This repository contains code to process RDF dataset in SLIPO project which contains a certain amount of Point of Interest(POI). Furthermore, we did some clustering analysis of the data.
We are mainly using Power Iteration and K-Means clustering algorithms to provide clustering analysis based on the categories of POI. The clustering algorithms are from Spark standard ML library and we developed several encoding methods to encode categorical data to numerical.
- OneHot Encoding
- Word2Vec Encoding (from Spark ML)
- Multidimensional Scaling Encoding (Third Party Library, see pom.xml)

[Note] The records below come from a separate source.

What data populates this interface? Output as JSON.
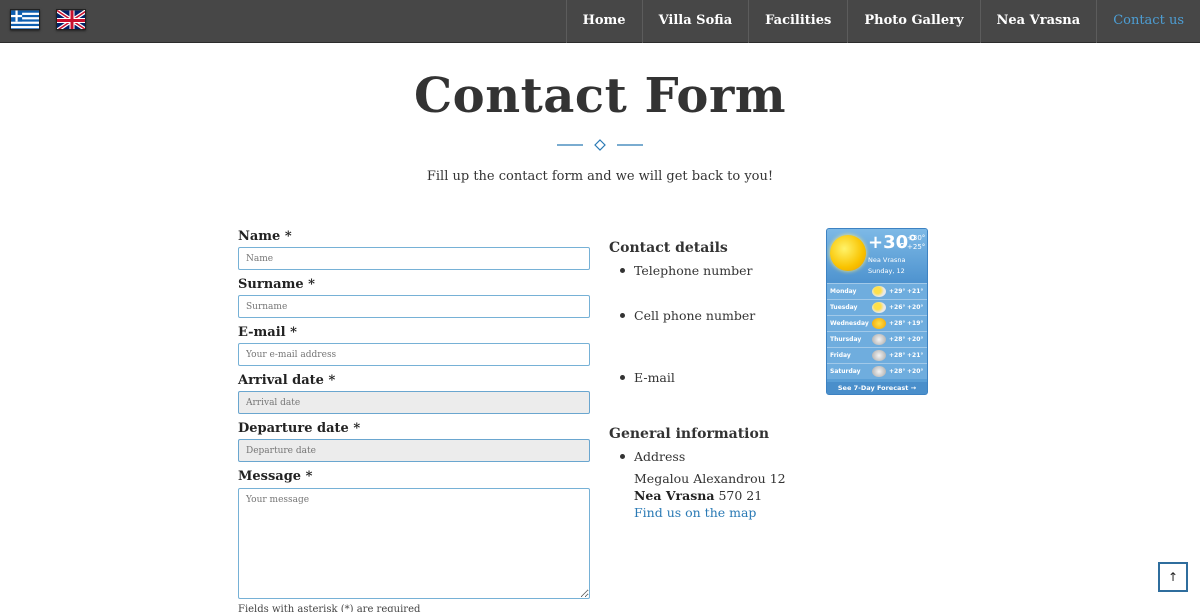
{
  "nav": {
    "flags": [
      {
        "name": "greek-flag-icon",
        "lang": "Greek"
      },
      {
        "name": "uk-flag-icon",
        "lang": "English"
      }
    ],
    "items": [
      {
        "label": "Home",
        "active": false
      },
      {
        "label": "Villa Sofia",
        "active": false
      },
      {
        "label": "Facilities",
        "active": false
      },
      {
        "label": "Photo Gallery",
        "active": false
      },
      {
        "label": "Nea Vrasna",
        "active": false
      },
      {
        "label": "Contact us",
        "active": true
      }
    ]
  },
  "header": {
    "title": "Contact Form",
    "subtitle": "Fill up the contact form and we will get back to you!"
  },
  "form": {
    "fields": [
      {
        "label": "Name *",
        "placeholder": "Name",
        "value": ""
      },
      {
        "label": "Surname *",
        "placeholder": "Surname",
        "value": ""
      },
      {
        "label": "E-mail *",
        "placeholder": "Your e-mail address",
        "value": ""
      },
      {
        "label": "Arrival date *",
        "placeholder": "Arrival date",
        "value": ""
      },
      {
        "label": "Departure date *",
        "placeholder": "Departure date",
        "value": ""
      },
      {
        "label": "Message *",
        "placeholder": "Your message",
        "value": ""
      }
    ],
    "note": "Fields with asterisk (*) are required"
  },
  "contact": {
    "title": "Contact details",
    "items": [
      "Telephone number",
      "Cell phone number",
      "E-mail"
    ]
  },
  "general": {
    "title": "General information",
    "address_label": "Address",
    "street": "Megalou Alexandrou 12",
    "city": "Nea Vrasna",
    "postcode": "570 21",
    "map_link": "Find us on the map"
  },
  "weather": {
    "temp": "+30°",
    "unit": "C",
    "high": "+30°",
    "low": "+25°",
    "place": "Nea Vrasna",
    "date": "Sunday, 12",
    "days": [
      {
        "day": "Monday",
        "icon": "partly-sunny-icon",
        "high": "+29°",
        "low": "+21°"
      },
      {
        "day": "Tuesday",
        "icon": "partly-sunny-icon",
        "high": "+26°",
        "low": "+20°"
      },
      {
        "day": "Wednesday",
        "icon": "sun-icon",
        "high": "+28°",
        "low": "+19°"
      },
      {
        "day": "Thursday",
        "icon": "cloud-icon",
        "high": "+28°",
        "low": "+20°"
      },
      {
        "day": "Friday",
        "icon": "cloud-icon",
        "high": "+28°",
        "low": "+21°"
      },
      {
        "day": "Saturday",
        "icon": "cloud-icon",
        "high": "+28°",
        "low": "+20°"
      }
    ],
    "footer": "See 7-Day Forecast →"
  },
  "to_top": {
    "icon": "arrow-up-icon",
    "glyph": "↑"
  },
  "colors": {
    "navbar": "#474747",
    "accent": "#4d9ed4",
    "link": "#2a7ab5",
    "field_border": "#76b1d6"
  }
}
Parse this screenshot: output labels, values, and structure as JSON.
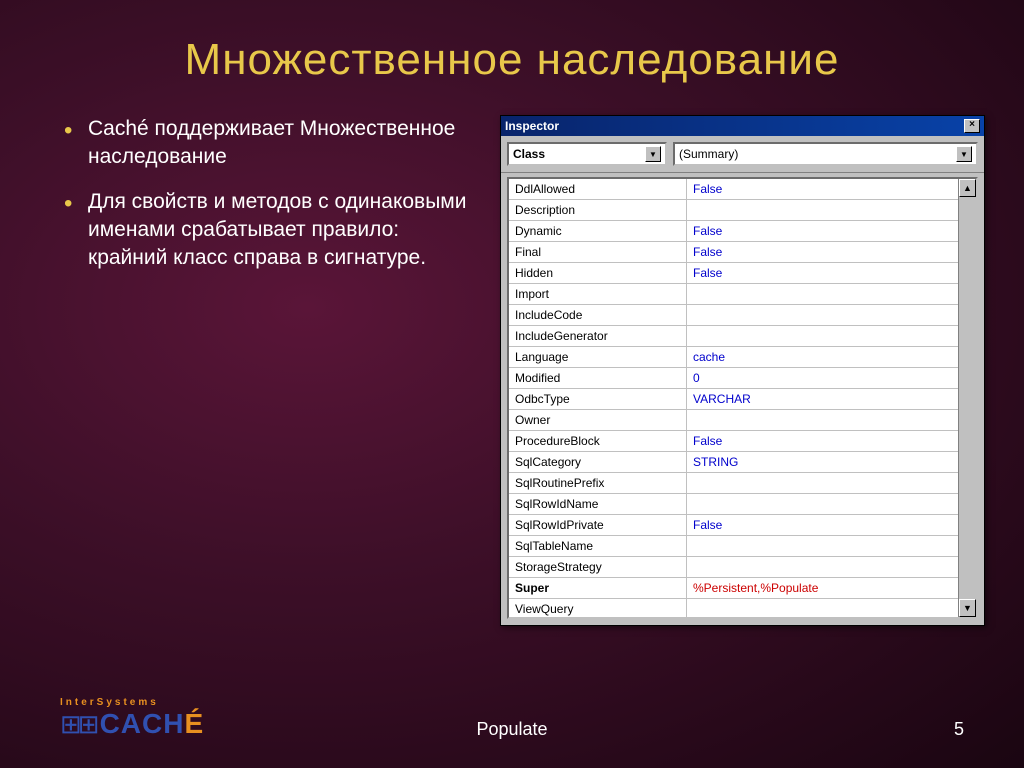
{
  "title": "Множественное наследование",
  "bullets": [
    "Caché поддерживает Множественное наследование",
    "Для свойств и методов с одинаковыми именами срабатывает правило: крайний класс справа в сигнатуре."
  ],
  "inspector": {
    "window_title": "Inspector",
    "dropdown_left": "Class",
    "dropdown_right": "(Summary)",
    "rows": [
      {
        "name": "DdlAllowed",
        "value": "False",
        "bold": false,
        "red": false
      },
      {
        "name": "Description",
        "value": "",
        "bold": false,
        "red": false
      },
      {
        "name": "Dynamic",
        "value": "False",
        "bold": false,
        "red": false
      },
      {
        "name": "Final",
        "value": "False",
        "bold": false,
        "red": false
      },
      {
        "name": "Hidden",
        "value": "False",
        "bold": false,
        "red": false
      },
      {
        "name": "Import",
        "value": "",
        "bold": false,
        "red": false
      },
      {
        "name": "IncludeCode",
        "value": "",
        "bold": false,
        "red": false
      },
      {
        "name": "IncludeGenerator",
        "value": "",
        "bold": false,
        "red": false
      },
      {
        "name": "Language",
        "value": "cache",
        "bold": false,
        "red": false
      },
      {
        "name": "Modified",
        "value": "0",
        "bold": false,
        "red": false
      },
      {
        "name": "OdbcType",
        "value": "VARCHAR",
        "bold": false,
        "red": false
      },
      {
        "name": "Owner",
        "value": "",
        "bold": false,
        "red": false
      },
      {
        "name": "ProcedureBlock",
        "value": "False",
        "bold": false,
        "red": false
      },
      {
        "name": "SqlCategory",
        "value": "STRING",
        "bold": false,
        "red": false
      },
      {
        "name": "SqlRoutinePrefix",
        "value": "",
        "bold": false,
        "red": false
      },
      {
        "name": "SqlRowIdName",
        "value": "",
        "bold": false,
        "red": false
      },
      {
        "name": "SqlRowIdPrivate",
        "value": "False",
        "bold": false,
        "red": false
      },
      {
        "name": "SqlTableName",
        "value": "",
        "bold": false,
        "red": false
      },
      {
        "name": "StorageStrategy",
        "value": "",
        "bold": false,
        "red": false
      },
      {
        "name": "Super",
        "value": "%Persistent,%Populate",
        "bold": true,
        "red": true
      },
      {
        "name": "ViewQuery",
        "value": "",
        "bold": false,
        "red": false
      }
    ]
  },
  "footer": {
    "logo_top": "InterSystems",
    "logo_text_a": "CACH",
    "logo_text_b": "É",
    "center": "Populate",
    "page": "5"
  }
}
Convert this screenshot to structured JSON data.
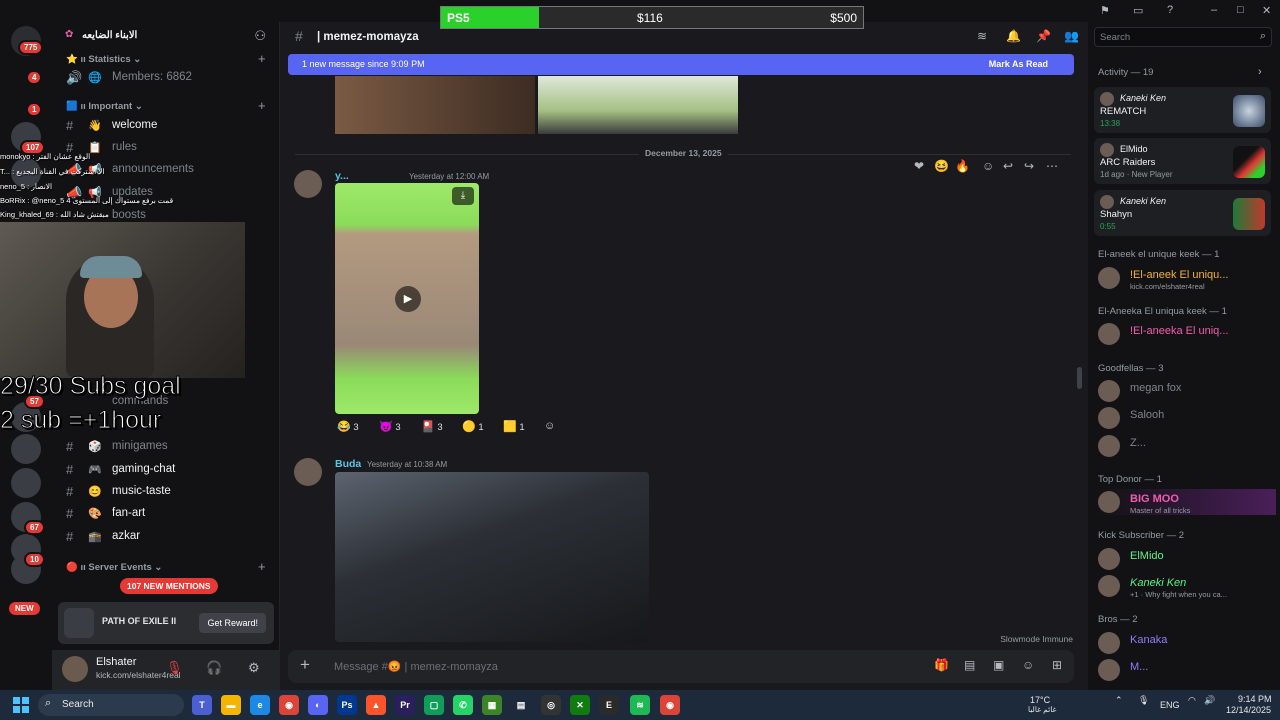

Staypoint algorithm determines the stay point based on spatiotemporal data. Stay point is defined as the place where user stays for a while. Stay point is bounded by two parameters i.e., Tmin and Dmax. The minimum time user must be in same place to consider it a stay point is given by Tmin. Whereas Dmax is the maximum distance between two consecutive places. By combining stay point with yelp data, one can determine the interesting venues in a region.
- Input data:- Spatiotempral RDF data, Tmin and Dmax
- Output: stay points in a region
The project is managed using Maven in order to make it easily runnable in different platform.
We provided a run.sh
shell script to package and run the project with maven profile dev
, and it should be easily
adaptable.